HIGHLIGHTS OF THE FUTURE SALES 

Planned for September 2014, Spring 2015 and Autumn 2015 

THE FIRST BOOK PRINTED IN THE ANTARCTIC 

Ernest Shackleton, Aurora australis, “Printed at the sign of the Penguins”, winter quarters of the British Antarctic Expedition, Cape Royds, 1909 (est. £30,000-40,000) 

This is the first book printed in Antarctica and is considered the most desirable title in the Antarctic canon. Bound in wooden boards made from tea chests, it was printed in the winter quarters of the British Antarctic Expedition ‘at the sign of the penguins’ in 1909. It contains lithographs and etchings by George Marston, the official artist for the British Antarctic Expedition. 

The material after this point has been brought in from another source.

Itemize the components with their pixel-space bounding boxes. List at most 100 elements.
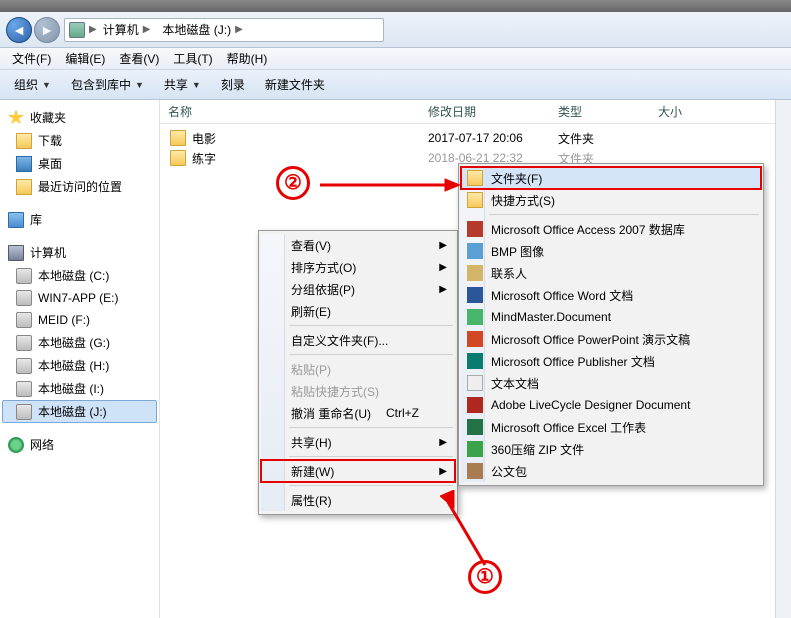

A printing press had been brought over from England to ward off the boredom of overwintering in the perpetual dark. Each book was bound in the food provision crates. This example is a ‘tea’ copy - ‘marmalade’ and ‘butter’ copies are also known. Their spines were fashioned from leather horse harnesses. Altogether it is estimated that about 100 copies of this book were printed of which about 70 are accounted for today. 

AN ACCOUNT OF THE BRITISH ANTARCTIC EXPEDITION (1907-1909), SIGNED BY ERNEST SHACKLETON AND ALL OF THE SHORE PARTY 

Ernest Shackleton, The Heart of the Antarctic. London, 1909, a limited edition of 300 copies 

(est. £10,000-15,000) 

This account of Shackleton’s second expedition to the Antarctic in 1907 is signed by the sixteen men on the shore party who set up base at Cape Royds in February 1908. They returned back to Britain in 1909 as heroes, having managed to travel further south than man had ever gone before - to within 112 miles of the South Pole. This book is also illustrated with a drawing of Shackleton by George Marston, the official artist to the expedition.